La mission « Plan de relance » diffère des autres missions budgétaires, car elle est sans précédent. Nous avons mis en place une méthodologie, avec plusieurs instances de suivi, notamment un comité de suivi au niveau national, présidé par le Premier ministre, et des comités de suivi régionaux, sans oublier le duo préfet-maire.

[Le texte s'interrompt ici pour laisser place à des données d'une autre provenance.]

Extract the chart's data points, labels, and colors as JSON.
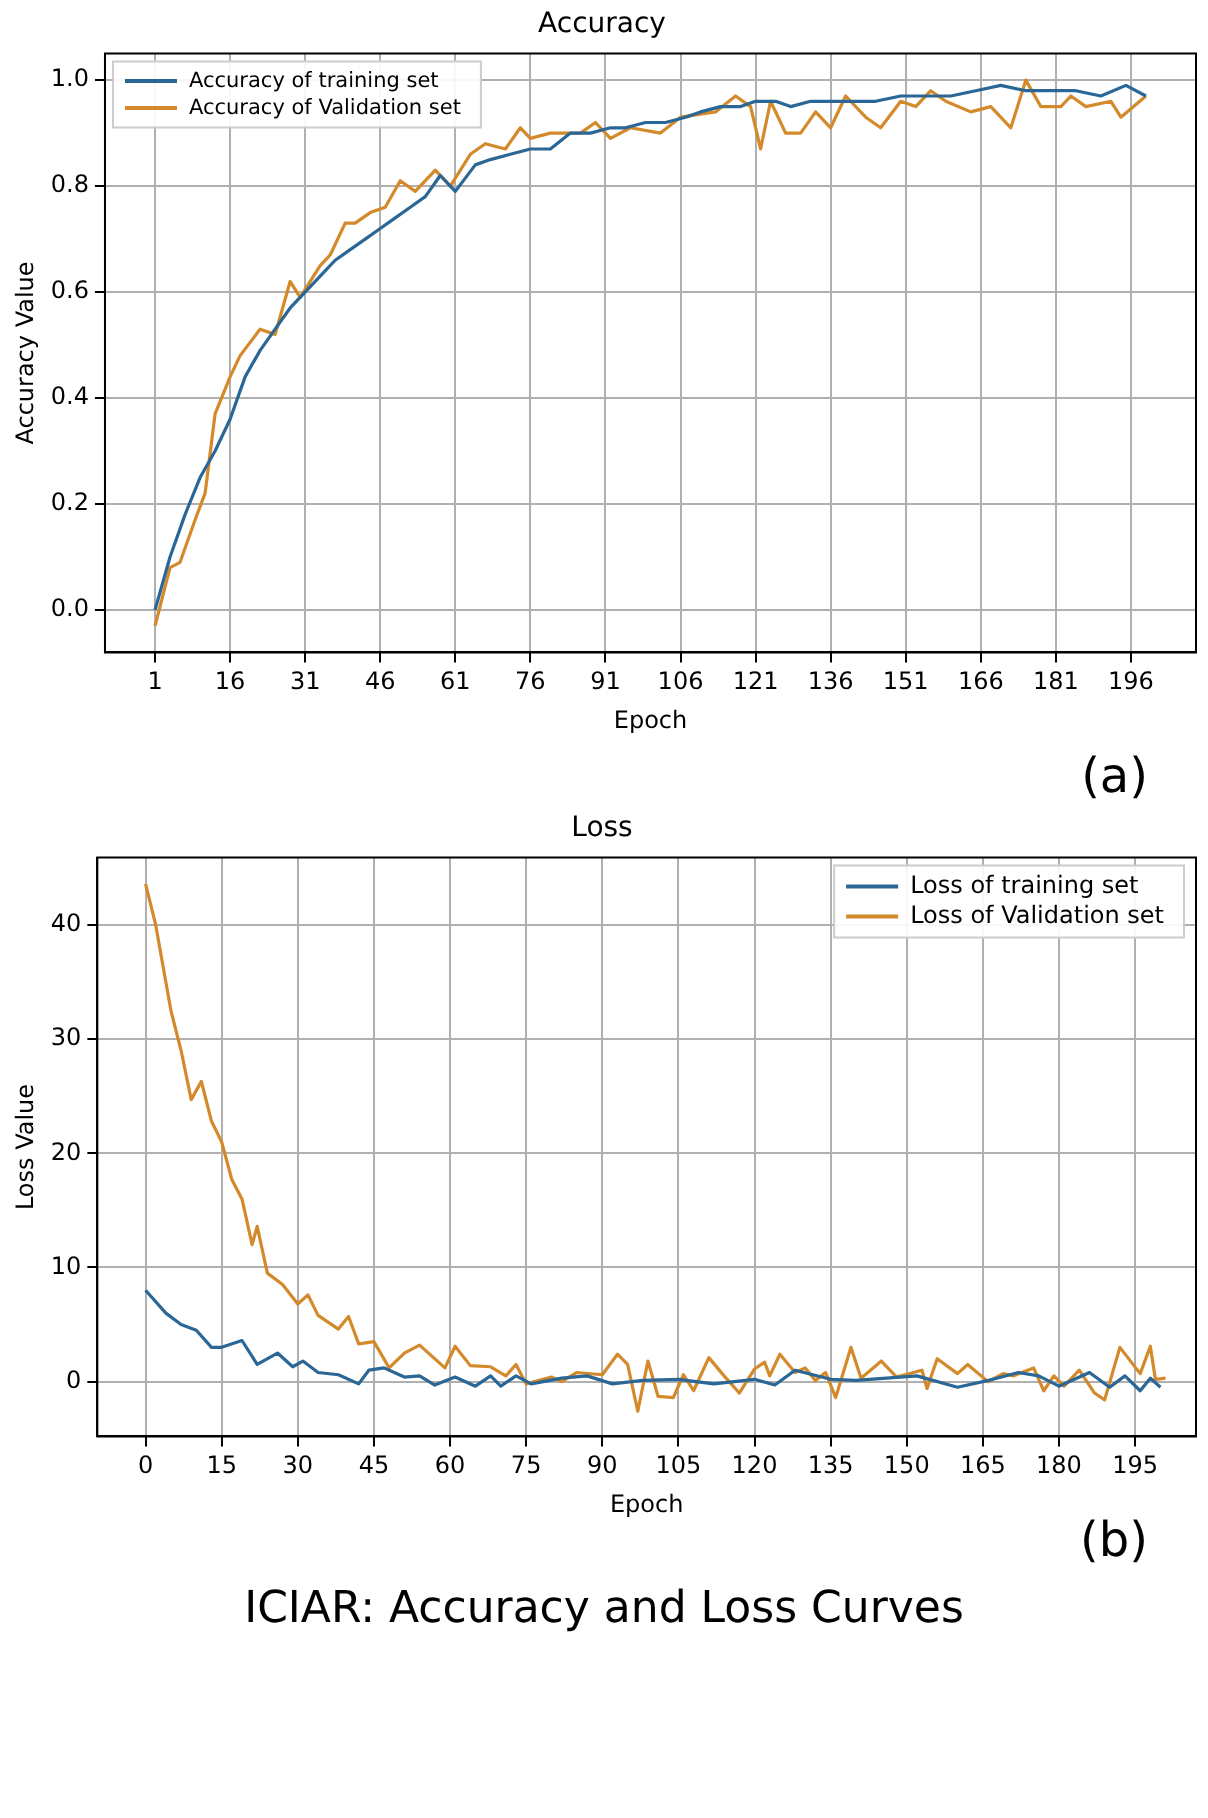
{
  "chart_data": [
    {
      "type": "line",
      "title": "Accuracy",
      "xlabel": "Epoch",
      "ylabel": "Accuracy Value",
      "annotations": [
        "(a)"
      ],
      "xlim": [
        -9,
        209
      ],
      "xticks": [
        1,
        16,
        31,
        46,
        61,
        76,
        91,
        106,
        121,
        136,
        151,
        166,
        181,
        196
      ],
      "ylim": [
        -0.08,
        1.05
      ],
      "yticks": [
        {
          "value": 0,
          "label": "0.0"
        },
        0.2,
        0.4,
        0.6,
        0.8,
        {
          "value": 1,
          "label": "1.0"
        }
      ],
      "grid": true,
      "legend": "top left",
      "marker": "none",
      "line_style": "solid",
      "series": [
        {
          "name": "Accuracy of training set",
          "color": "#2a6796",
          "x": [
            1,
            4,
            7,
            10,
            13,
            16,
            19,
            22,
            25,
            28,
            31,
            34,
            37,
            40,
            43,
            46,
            49,
            52,
            55,
            58,
            61,
            65,
            68,
            72,
            76,
            80,
            84,
            88,
            92,
            95,
            99,
            103,
            107,
            110,
            114,
            118,
            121,
            125,
            128,
            132,
            136,
            140,
            145,
            150,
            155,
            160,
            165,
            170,
            175,
            180,
            185,
            190,
            195,
            199
          ],
          "values": [
            0.0,
            0.1,
            0.18,
            0.25,
            0.3,
            0.36,
            0.44,
            0.49,
            0.53,
            0.57,
            0.6,
            0.63,
            0.66,
            0.68,
            0.7,
            0.72,
            0.74,
            0.76,
            0.78,
            0.82,
            0.79,
            0.84,
            0.85,
            0.86,
            0.87,
            0.87,
            0.9,
            0.9,
            0.91,
            0.91,
            0.92,
            0.92,
            0.93,
            0.94,
            0.95,
            0.95,
            0.96,
            0.96,
            0.95,
            0.96,
            0.96,
            0.96,
            0.96,
            0.97,
            0.97,
            0.97,
            0.98,
            0.99,
            0.98,
            0.98,
            0.98,
            0.97,
            0.99,
            0.97
          ]
        },
        {
          "name": "Accuracy of Validation set",
          "color": "#d4892a",
          "x": [
            1,
            4,
            6,
            9,
            11,
            13,
            16,
            18,
            22,
            25,
            28,
            30,
            34,
            36,
            39,
            41,
            44,
            47,
            50,
            53,
            57,
            60,
            64,
            67,
            71,
            74,
            76,
            80,
            86,
            89,
            92,
            96,
            102,
            106,
            113,
            117,
            120,
            122,
            124,
            127,
            130,
            133,
            136,
            139,
            143,
            146,
            150,
            153,
            156,
            159,
            164,
            168,
            172,
            175,
            178,
            182,
            184,
            187,
            192,
            194,
            199
          ],
          "values": [
            -0.03,
            0.08,
            0.09,
            0.17,
            0.22,
            0.37,
            0.44,
            0.48,
            0.53,
            0.52,
            0.62,
            0.59,
            0.65,
            0.67,
            0.73,
            0.73,
            0.75,
            0.76,
            0.81,
            0.79,
            0.83,
            0.8,
            0.86,
            0.88,
            0.87,
            0.91,
            0.89,
            0.9,
            0.9,
            0.92,
            0.89,
            0.91,
            0.9,
            0.93,
            0.94,
            0.97,
            0.95,
            0.87,
            0.96,
            0.9,
            0.9,
            0.94,
            0.91,
            0.97,
            0.93,
            0.91,
            0.96,
            0.95,
            0.98,
            0.96,
            0.94,
            0.95,
            0.91,
            1.0,
            0.95,
            0.95,
            0.97,
            0.95,
            0.96,
            0.93,
            0.97
          ]
        }
      ]
    },
    {
      "type": "line",
      "title": "Loss",
      "xlabel": "Epoch",
      "ylabel": "Loss Value",
      "annotations": [
        "(b)",
        "ICIAR: Accuracy  and Loss Curves"
      ],
      "xlim": [
        -9.5,
        207
      ],
      "xticks": [
        0,
        15,
        30,
        45,
        60,
        75,
        90,
        105,
        120,
        135,
        150,
        165,
        180,
        195
      ],
      "ylim": [
        -4.8,
        45.9
      ],
      "yticks": [
        0,
        10,
        20,
        30,
        40
      ],
      "grid": true,
      "legend": "top right",
      "marker": "none",
      "line_style": "solid",
      "series": [
        {
          "name": "Loss of training set",
          "color": "#2a6796",
          "x": [
            0,
            4,
            7,
            10,
            13,
            15,
            19,
            22,
            26,
            29,
            31,
            34,
            38,
            42,
            44,
            47,
            51,
            54,
            57,
            61,
            65,
            68,
            70,
            73,
            76,
            82,
            87,
            92,
            98,
            105,
            112,
            120,
            124,
            128,
            135,
            140,
            146,
            152,
            160,
            167,
            172,
            176,
            180,
            186,
            190,
            193,
            196,
            198,
            200
          ],
          "values": [
            8,
            6,
            5,
            4.5,
            3,
            3,
            3.6,
            1.5,
            2.5,
            1.3,
            1.8,
            0.8,
            0.6,
            -0.2,
            1,
            1.2,
            0.4,
            0.5,
            -0.3,
            0.4,
            -0.4,
            0.5,
            -0.4,
            0.5,
            -0.2,
            0.3,
            0.5,
            -0.2,
            0.1,
            0.2,
            -0.2,
            0.2,
            -0.3,
            1,
            0.2,
            0.1,
            0.3,
            0.5,
            -0.5,
            0.2,
            0.8,
            0.5,
            -0.4,
            0.8,
            -0.5,
            0.5,
            -0.8,
            0.3,
            -0.5
          ]
        },
        {
          "name": "Loss of Validation set",
          "color": "#d4892a",
          "x": [
            0,
            2,
            5,
            7,
            9,
            11,
            13,
            15,
            17,
            19,
            21,
            22,
            24,
            27,
            30,
            32,
            34,
            38,
            40,
            42,
            45,
            48,
            51,
            54,
            59,
            61,
            64,
            68,
            71,
            73,
            75,
            80,
            82,
            85,
            90,
            93,
            95,
            97,
            99,
            101,
            104,
            106,
            108,
            111,
            114,
            117,
            120,
            122,
            123,
            125,
            128,
            130,
            132,
            134,
            136,
            139,
            141,
            145,
            148,
            153,
            154,
            156,
            160,
            162,
            166,
            169,
            171,
            175,
            177,
            179,
            181,
            184,
            187,
            189,
            192,
            196,
            198,
            199,
            201
          ],
          "values": [
            43.6,
            40,
            32.5,
            29,
            24.7,
            26.3,
            22.8,
            21,
            17.7,
            16,
            12,
            13.6,
            9.5,
            8.5,
            6.8,
            7.6,
            5.8,
            4.6,
            5.7,
            3.3,
            3.5,
            1.2,
            2.5,
            3.2,
            1.2,
            3.1,
            1.4,
            1.3,
            0.5,
            1.5,
            -0.2,
            0.4,
            0,
            0.8,
            0.6,
            2.4,
            1.5,
            -2.6,
            1.8,
            -1.3,
            -1.4,
            0.6,
            -0.8,
            2.1,
            0.5,
            -1,
            1.1,
            1.7,
            0.5,
            2.4,
            0.8,
            1.2,
            0.1,
            0.8,
            -1.4,
            3,
            0.3,
            1.8,
            0.4,
            1,
            -0.6,
            2,
            0.7,
            1.5,
            0,
            0.7,
            0.5,
            1.2,
            -0.8,
            0.5,
            -0.4,
            1,
            -1,
            -1.6,
            3,
            0.7,
            3.1,
            0.2,
            0.3
          ]
        }
      ]
    }
  ]
}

Il me semble fondamental que les parlementaires soient eux aussi associés à ces comités de suivi dans leurs territoires respectifs, ce qui nous permettra de signaler les projets qui n'auront pas été identifiés : certaines entreprises ne savent pas comment faire remonter le leur, parce qu'elles ont le nez dans le guidon, ou parce qu'elles manquent de visibilité et de contacts utiles. Nous pourrons ainsi, comme c'est notre rôle, nous assurer du bon fléchage et du suivi des crédits alloués aux projets, ainsi que de leur mise en œuvre pour la transformation du pays.

Suivant l'avis favorable de la rapporteure, la commission émet un avis favorable à l'adoption des crédits de la mission « Plan de relance ».

Informations relatives à la commission

Mme Marie Lebec ayant quitté la commission des affaires économiques pour rejoindre la commission des finances, Mme Barbara Bessot Ballot a été désignée membre de la mission d'information, commune à 4 commissions, sur la conditionnalité des aides publiques aux entreprises.